Mr Blomeley is working within what he calls ‘the circular economy’, which means when products destined for the dump are given a new lease of life. But its not just broken items he handles. “Sometimes we take things that work, because that’s another environmental crime - when people get their kitchen refitted, for example, they get rid of their old ones.
“But people in Colchester really want to do the right thing, and I’m just trying to make that as easy as possible for them.”
Mr Blomeley had been working as a housing manager when his environmental mission began four years ago with the launch of his repair cafe at his local library in Wivenhoe.
“People started bringing in irons, hairdryers and hair straighteners, then bigger things started coming in like stereos and TVs. Then I got £1,200 funding from SUIT initiative to pay for my electronics exams, and it was time for a career change.”
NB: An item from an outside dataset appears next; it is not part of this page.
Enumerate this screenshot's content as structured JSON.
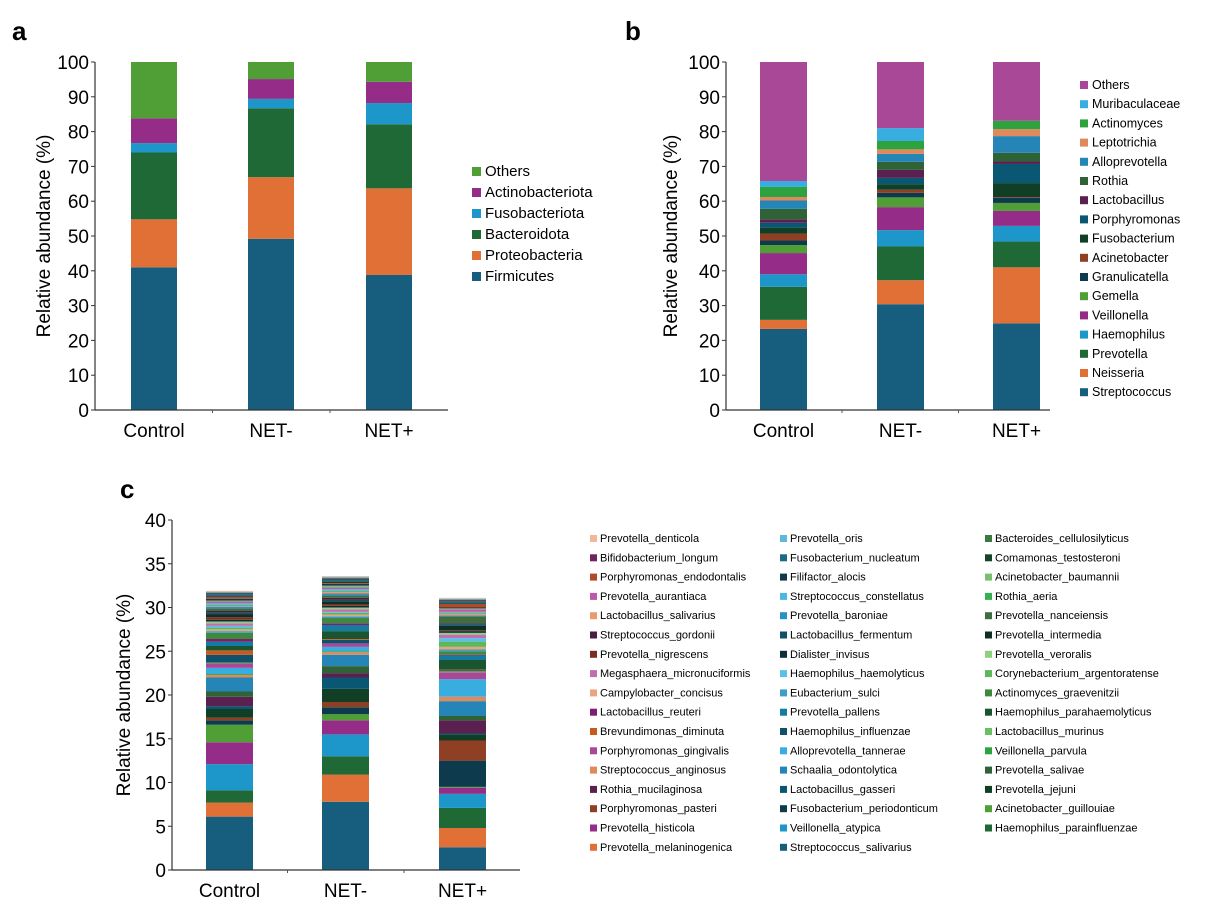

Mr Blomeley then joined a ECC-supported project, with additional funding from DEFRA, to repair a tonne of electronic waste and put it back into use. He is also currently busy researching the science behind plastic, and how to reverse granulate plastic waste into new products.
Mr Blomeley has also recently started working with another social enterprise, Lofty Heights, in Ipswich, helping to remove large electrical items from homes in Suffolk and putting them back into circulation. Look out for our article about their work next week.
Chris Blomeley’s top repair hack
When a remote control breaks down, people just go and buy another one for £25. But we found a little while ago when you crack one open, the soft touch button excretes oil which creates a circuit break. We soapy cloth, wash rubber pad, put back together and it works again.